Inductive Biases in the Evolution of Combinatorial Structure in Language
- Matthias Hofer, Brain and Cognitive Sciences, MIT, Cambridge, Massachusetts, United States
- Josh Tenenbaum, Brain and Cognitive Sciences, MIT, Cambridge, Massachusetts, United States
- Roger Levy, Brain and Cognitive Sciences, MIT, Cambridge, Massachusetts, United States
AbstractOne key feature of language is duality of patterning, the ability to build utterances from individually meaningful units (morphemes), which are themselves formed by combining meaningless primitives (phonemes). Recent experimental work has demonstrated that these primitives can emerge through repeated acquisition and transmission of initially unstructured input across learners.
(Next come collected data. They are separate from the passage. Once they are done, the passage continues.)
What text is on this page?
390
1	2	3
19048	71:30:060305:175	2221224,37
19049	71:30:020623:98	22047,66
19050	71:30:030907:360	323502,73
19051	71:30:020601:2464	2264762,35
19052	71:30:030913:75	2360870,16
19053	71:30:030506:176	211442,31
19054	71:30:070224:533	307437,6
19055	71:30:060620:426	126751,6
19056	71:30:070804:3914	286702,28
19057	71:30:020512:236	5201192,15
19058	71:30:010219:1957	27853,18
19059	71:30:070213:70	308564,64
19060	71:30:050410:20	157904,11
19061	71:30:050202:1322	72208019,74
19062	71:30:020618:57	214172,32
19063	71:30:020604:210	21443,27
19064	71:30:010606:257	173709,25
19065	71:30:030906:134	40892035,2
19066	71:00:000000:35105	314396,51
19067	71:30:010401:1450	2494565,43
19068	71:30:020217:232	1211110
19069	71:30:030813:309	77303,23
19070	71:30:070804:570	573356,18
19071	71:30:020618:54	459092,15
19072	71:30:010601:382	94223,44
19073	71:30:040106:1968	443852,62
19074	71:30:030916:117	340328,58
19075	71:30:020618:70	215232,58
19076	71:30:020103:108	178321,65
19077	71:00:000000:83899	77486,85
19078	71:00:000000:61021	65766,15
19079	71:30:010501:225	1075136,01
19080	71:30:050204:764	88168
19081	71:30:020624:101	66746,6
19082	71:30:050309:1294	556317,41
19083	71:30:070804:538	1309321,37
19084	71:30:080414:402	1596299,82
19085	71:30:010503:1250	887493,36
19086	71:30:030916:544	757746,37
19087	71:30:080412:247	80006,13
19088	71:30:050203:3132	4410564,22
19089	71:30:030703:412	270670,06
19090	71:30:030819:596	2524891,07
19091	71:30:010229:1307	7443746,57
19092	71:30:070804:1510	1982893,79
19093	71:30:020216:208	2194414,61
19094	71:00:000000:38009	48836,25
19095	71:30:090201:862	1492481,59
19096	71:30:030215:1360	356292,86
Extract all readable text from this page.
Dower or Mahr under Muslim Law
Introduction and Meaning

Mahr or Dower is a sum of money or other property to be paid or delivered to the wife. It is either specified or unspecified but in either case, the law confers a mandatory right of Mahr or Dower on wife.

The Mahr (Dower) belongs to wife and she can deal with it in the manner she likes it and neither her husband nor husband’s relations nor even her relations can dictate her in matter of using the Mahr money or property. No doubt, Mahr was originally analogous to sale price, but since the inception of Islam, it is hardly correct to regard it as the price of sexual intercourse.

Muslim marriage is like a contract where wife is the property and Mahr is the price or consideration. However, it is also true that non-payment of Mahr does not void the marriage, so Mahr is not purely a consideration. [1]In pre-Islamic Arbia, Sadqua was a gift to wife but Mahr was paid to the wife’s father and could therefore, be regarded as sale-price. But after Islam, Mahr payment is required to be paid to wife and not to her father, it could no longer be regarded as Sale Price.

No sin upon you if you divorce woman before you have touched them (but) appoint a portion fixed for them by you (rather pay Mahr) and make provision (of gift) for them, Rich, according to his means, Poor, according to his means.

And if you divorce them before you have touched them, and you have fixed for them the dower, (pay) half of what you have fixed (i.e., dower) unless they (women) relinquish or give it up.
Here we address open questions about the nature and interplay of different constraints on learning that are hypothesized to explain this phenomenon. We consider a set of experiments (Verhoef, 2012; 2016) where participants produced auditory signals using a slide whistle. Following recent advances in Bayesian program learning, our probabilistic model treats the acquisition problem as inference over the latent causes that gave rise to the whistle signals. We will describe computer simulations that explore how different learning constraints, operationalized as inductive biases in the model, give rise to structurally different 'languages' and how well different model variants account for the cited experimental data.